Kedua, hakim yang mengetahui
kebenaran dan sangat memahami sekali hukum syariat akan tetapi hawa nafsunya
–Aku berlindung kepada Allah- menipunya lalu ia menetapkan hukum dengan tidak
benar. Hakim seperti ini termasuk penghuni neraka.
Ketiga, hakim yang tidak mengetahui kebenaran dan tidak
memahami hukum syariat, akan tetapi ia memberanikan diri dan menetapkan hukum
dengan kebodohan. Hakim seperti ini termasuk penghuni neraka, baik hukum yang
ditetapkannya benar atau salah.
Syaikhul Islam berkata,
“Para hakim terbagi menjadi tiga golongan: Hakim yang layak, hakim yang tidak
layak dan hakim yang tidak diketahui kelayakannya. Keputusan hukum dari hakim
yang layak tidak boleh ditolak, kecuali apabila diketahui bahwa hukum tersebut
bathil. Hakim yang tidak layak tidak dapat dilaksanakan ketetapan hukumnya
kecuali setelah diketahui bahwa ketetapan hukumnya benar. Pendapat ini dipilih
oleh Al Muwaffaq dan ulama lainnya.[4]
F. ASPEK TARBAWI
peradilan
berarti menetapkan hukum sayariat dan menyelesaikan pertikaian. Seorang hakim
memiliki tiga sifat : dari sisi penetapan dakwaan, ia sebagai saksi. Dari sisi
penjelasan hukum, ia sebagai mufti. Dan dari sisi penetapan hukum, ia sebagai
pemilik kekuasaan.
Peradilan
adalah fardu kifayah, seperti masalah kepemimpinan pemerintahan. Imam ahmad
berkata, “ masyarakat harus memiliki seorang hakim agar hak – hak mereka tidak
hilang”.
Syaikh
muhammad bin Ibrahim berkata, “Kami mendengar bahwa sebagian hakim
mengembalikan beberapa berkas kasus ke meja kerja atau ke kantor-kantor lainnya
dengan alasan bahwa kasus tersebut merupakan persoalan instansi tertentu.

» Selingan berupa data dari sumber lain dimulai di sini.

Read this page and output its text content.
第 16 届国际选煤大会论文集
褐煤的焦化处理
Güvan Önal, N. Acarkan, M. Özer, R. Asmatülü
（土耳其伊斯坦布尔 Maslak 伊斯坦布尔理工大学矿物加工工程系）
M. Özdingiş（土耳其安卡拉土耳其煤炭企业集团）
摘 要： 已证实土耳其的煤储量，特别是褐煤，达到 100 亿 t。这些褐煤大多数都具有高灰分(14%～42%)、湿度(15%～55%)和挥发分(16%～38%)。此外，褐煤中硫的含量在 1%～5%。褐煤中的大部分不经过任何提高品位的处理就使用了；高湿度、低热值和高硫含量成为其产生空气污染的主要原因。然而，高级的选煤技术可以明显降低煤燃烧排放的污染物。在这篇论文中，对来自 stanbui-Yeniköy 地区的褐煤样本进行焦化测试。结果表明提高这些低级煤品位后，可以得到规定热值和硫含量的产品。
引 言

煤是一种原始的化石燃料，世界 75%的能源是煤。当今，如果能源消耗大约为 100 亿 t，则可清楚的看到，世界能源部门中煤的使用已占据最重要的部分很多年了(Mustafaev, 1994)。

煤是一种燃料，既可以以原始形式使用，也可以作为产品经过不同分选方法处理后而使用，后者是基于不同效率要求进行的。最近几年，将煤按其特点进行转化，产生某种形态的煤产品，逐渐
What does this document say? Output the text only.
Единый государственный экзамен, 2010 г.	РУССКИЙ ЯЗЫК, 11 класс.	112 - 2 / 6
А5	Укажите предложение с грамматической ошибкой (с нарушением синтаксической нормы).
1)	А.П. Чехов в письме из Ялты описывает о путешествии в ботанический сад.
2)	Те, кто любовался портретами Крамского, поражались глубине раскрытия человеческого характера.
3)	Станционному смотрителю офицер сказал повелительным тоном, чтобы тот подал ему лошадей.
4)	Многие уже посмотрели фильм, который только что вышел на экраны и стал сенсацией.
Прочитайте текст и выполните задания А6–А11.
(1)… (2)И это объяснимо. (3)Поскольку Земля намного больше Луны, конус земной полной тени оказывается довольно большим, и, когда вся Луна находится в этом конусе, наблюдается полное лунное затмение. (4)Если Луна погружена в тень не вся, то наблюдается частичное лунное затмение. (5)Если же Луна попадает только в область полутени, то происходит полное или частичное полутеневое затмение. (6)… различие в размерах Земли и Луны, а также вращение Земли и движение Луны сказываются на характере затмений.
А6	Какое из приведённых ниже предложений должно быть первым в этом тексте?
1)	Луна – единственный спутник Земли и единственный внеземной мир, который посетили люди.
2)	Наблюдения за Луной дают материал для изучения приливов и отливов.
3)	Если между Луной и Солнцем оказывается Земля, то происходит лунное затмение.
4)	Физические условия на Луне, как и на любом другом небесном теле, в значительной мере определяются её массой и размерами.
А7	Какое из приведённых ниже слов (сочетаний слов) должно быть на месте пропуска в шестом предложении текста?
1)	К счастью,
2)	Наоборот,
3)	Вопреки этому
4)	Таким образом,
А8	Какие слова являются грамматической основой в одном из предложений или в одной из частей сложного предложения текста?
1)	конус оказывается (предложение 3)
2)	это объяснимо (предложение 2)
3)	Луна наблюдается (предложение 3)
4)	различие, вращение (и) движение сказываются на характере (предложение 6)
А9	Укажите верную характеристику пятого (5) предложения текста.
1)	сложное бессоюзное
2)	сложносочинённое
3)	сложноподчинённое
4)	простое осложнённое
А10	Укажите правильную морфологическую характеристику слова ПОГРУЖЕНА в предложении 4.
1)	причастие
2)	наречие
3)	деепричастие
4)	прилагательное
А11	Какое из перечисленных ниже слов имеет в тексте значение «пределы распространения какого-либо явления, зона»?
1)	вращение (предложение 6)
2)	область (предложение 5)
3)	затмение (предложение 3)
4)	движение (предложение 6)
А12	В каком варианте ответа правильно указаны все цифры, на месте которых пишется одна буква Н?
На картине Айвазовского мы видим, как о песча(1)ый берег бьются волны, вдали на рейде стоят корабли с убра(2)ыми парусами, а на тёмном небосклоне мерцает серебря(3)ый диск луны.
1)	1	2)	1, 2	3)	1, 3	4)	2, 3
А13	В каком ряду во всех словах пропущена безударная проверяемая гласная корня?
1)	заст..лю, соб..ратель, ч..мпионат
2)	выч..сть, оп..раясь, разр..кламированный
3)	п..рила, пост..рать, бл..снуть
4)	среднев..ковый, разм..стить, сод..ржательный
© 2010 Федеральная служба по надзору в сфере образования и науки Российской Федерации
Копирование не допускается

Sebenarnya seorang hakim tidak perlu khawatir, sebab syariat Islam telah
memberikan jaminan di mna ia dapat memperbaiki kondisi manusia di berbagai bidangnya.
Dalam syariat Islam sudah ada perangkat yang memadai untuk menyelesaikan
pertikaian, permusuhan dan menjelaskan kemusykilan-kemusykilan yang ada.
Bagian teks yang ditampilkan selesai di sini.